As we saw in the run up to the global financial crisis, investors who saw what was coming and shorted the market were at the edge of the finance world and typically regarded with scorn—to the point where it was sometimes hard for them even to place their trades. (This is more or less where Michael Lewis’ book The Big Short starts.) And so it’s hard to puncture the groupthink.
This isn’t the only way that markets behave unreliably:
(H)ydrocarbon-based industries use political lobbying to delay or weaken regulatory measures that threaten their legacy businesses, even when there is an overwhelming economic rationale for the change.
Investors are creatures of habit. They tend to believe that the past will be the most reliable guide to the future, despite having to publish advertising which requires them to remind their customers that this may not be the case.
And frankly, Butler finds all of this a bit surprising:
It is striking that these factors are still so significant despite all the effort that has gone into sensitizing financial institutions to the need to understand, measure and be transparent about the climate risk in their portfolios since Mark Carney’s 2015 speech highlighting the issue. Whatever the reasons for the markets’ current equanimity on climate risks, a sharp adjustment looks increasingly probable. The longer it is delayed, the sharper it is likely to be – and the more potential triggers emerge.
So how will this crisis happen? There is a surprising number of ways, which leads one to think that the crisis might be “overdetermined”.

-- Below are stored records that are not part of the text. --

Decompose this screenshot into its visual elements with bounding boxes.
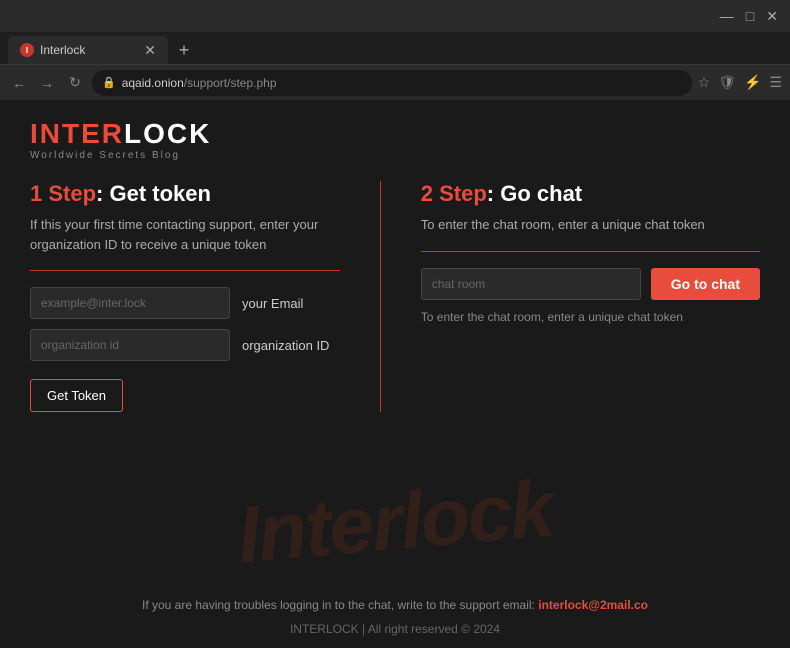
go-to-chat-button[interactable]: Go to chat: [651, 268, 760, 300]
back-button[interactable]: ←: [8, 72, 30, 94]
restore-button[interactable]: □: [746, 8, 754, 24]
step1-heading-text: : Get token: [96, 181, 211, 206]
shield-icon[interactable]: 🛡: [718, 74, 736, 91]
main-container: INTERLOCK Worldwide Secrets Blog 1 Step:…: [0, 100, 790, 432]
footer-email: interlock@2mail.co: [538, 598, 648, 612]
logo-lock: LOCK: [124, 118, 211, 149]
footer-copyright: INTERLOCK | All right reserved © 2024: [30, 622, 760, 636]
step1-divider: [30, 270, 340, 271]
org-input[interactable]: [30, 329, 230, 361]
step1-num: 1 Step: [30, 181, 96, 206]
title-bar: — □ ✕: [0, 0, 790, 32]
active-tab[interactable]: I Interlock ✕: [8, 36, 168, 64]
logo-tagline: Worldwide Secrets Blog: [30, 150, 760, 161]
tab-bar: I Interlock ✕ +: [0, 32, 790, 64]
forward-button[interactable]: →: [36, 72, 58, 94]
window-controls-right: — □ ✕: [720, 8, 782, 25]
org-label: organization ID: [242, 338, 329, 353]
watermark: Interlock: [0, 442, 790, 603]
step2-divider: [421, 251, 760, 252]
step1-heading: 1 Step: Get token: [30, 181, 340, 207]
url-domain: aqaid.onion: [122, 76, 184, 90]
tab-favicon: I: [20, 43, 34, 57]
close-button[interactable]: ✕: [766, 8, 778, 25]
url-path: /support/step.php: [184, 76, 277, 90]
browser-chrome: — □ ✕ I Interlock ✕ + ← → ↻ 🔒 aqaid.onio…: [0, 0, 790, 100]
security-icon: 🔒: [102, 76, 116, 89]
email-input[interactable]: [30, 287, 230, 319]
tab-close-button[interactable]: ✕: [144, 42, 156, 59]
two-col-layout: 1 Step: Get token If this your first tim…: [30, 181, 760, 412]
step1-description: If this your first time contacting suppo…: [30, 215, 340, 254]
step2-heading-text: : Go chat: [487, 181, 582, 206]
step2-description: To enter the chat room, enter a unique c…: [421, 215, 760, 235]
step2-num: 2 Step: [421, 181, 487, 206]
refresh-button[interactable]: ↻: [64, 72, 86, 94]
chat-hint: To enter the chat room, enter a unique c…: [421, 310, 760, 324]
email-label: your Email: [242, 296, 303, 311]
extensions-icon[interactable]: ⚡: [744, 74, 761, 91]
email-row: your Email: [30, 287, 340, 319]
nav-icons-right: ☆ 🛡 ⚡ ☰: [698, 74, 782, 91]
bookmark-icon[interactable]: ☆: [698, 74, 711, 91]
menu-icon[interactable]: ☰: [769, 74, 782, 91]
step2-column: 2 Step: Go chat To enter the chat room, …: [421, 181, 760, 412]
step2-heading: 2 Step: Go chat: [421, 181, 760, 207]
footer: If you are having troubles logging in to…: [0, 586, 790, 648]
column-divider: [380, 181, 381, 412]
org-row: organization ID: [30, 329, 340, 361]
page-content: Interlock INTERLOCK Worldwide Secrets Bl…: [0, 100, 790, 648]
get-token-button[interactable]: Get Token: [30, 379, 123, 412]
footer-trouble-text: If you are having troubles logging in to…: [142, 598, 535, 612]
logo-section: INTERLOCK Worldwide Secrets Blog: [30, 120, 760, 161]
footer-trouble: If you are having troubles logging in to…: [30, 598, 760, 612]
url-text: aqaid.onion/support/step.php: [122, 76, 682, 90]
url-bar[interactable]: 🔒 aqaid.onion/support/step.php: [92, 70, 692, 96]
nav-bar: ← → ↻ 🔒 aqaid.onion/support/step.php ☆ 🛡…: [0, 64, 790, 100]
step1-column: 1 Step: Get token If this your first tim…: [30, 181, 340, 412]
minimize-button[interactable]: —: [720, 8, 734, 24]
tab-title: Interlock: [40, 43, 85, 57]
logo: INTERLOCK: [30, 120, 760, 148]
chat-row: Go to chat: [421, 268, 760, 300]
new-tab-button[interactable]: +: [172, 38, 196, 62]
logo-inter: INTER: [30, 118, 124, 149]
chat-token-input[interactable]: [421, 268, 641, 300]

One way is that analysts and regulators start using better models to assess financial risk in their stress tests, which means that portfolios will need to adjust. While it’s unlikely that either analysts or regulators would intentionally create a financial crisis, they have different incentives within the system from investors, and significant adjustments can have unintended effects and unintended outcomes.
Another way is that the property and insurance market could contract as a result of climate effects, especially in areas where there is a lot of property at risk of climate change (Miami, Shanghai) in places where the property market is already over-leveraged (i.e. it is carrying too much debt and/or risk).
(Simulated view of South Beach, Miami if global temperatures rise by 2 degrees Celcius. Image: Nickolay Lamm, courtesy of Climate Central/ sealevel.climatecentral.org, via Archinect)
We’ve seen signs of this with insurance companies pulling out of California, meaning that buildings are harder to insure, which means that their value falls. Which can create tipping points in balance sheets.
Third, climate risk could limit the access of countries in the global South to international finance, leading to debt default.
Or fourth, as climate change risks become more visible (see: wildfires) public opinion starts demanding more aggressive political and regulatory action on climate. This might lead, for example, to effective carbon prices that change business models and asset values of businesses that are more exposed to climate change.
Butler makes a related point here about the global political negotiations around climate change, which could also trigger rapid re-assessments of climate risk:
For example, if the Bridgetown Initiative and Summit for a New Global Financing Pact fail to shift positions in the G20, markets may conclude there is no realistic chance of closing the massive climate finance gap (estimated at $3tn per year) required to deliver net zero.
As the saying goes, even if you’re not interested in climate change, climate change is interested in you. And our choices around climate change largely come down to whether we manage the crisis or whether we don’t. Managing is better. As Butler says:
(I)t would be far preferable if economic policymakers across all parts of government recognized that they cannot afford to put this threat to one side, even when faced with the parallel challenges of high inflation, rising debt and low productivity. The climate threat has to be tackled simultaneously with these other challenges. Indeed if one is forced to choose, the climate threat should be the economic policy priority.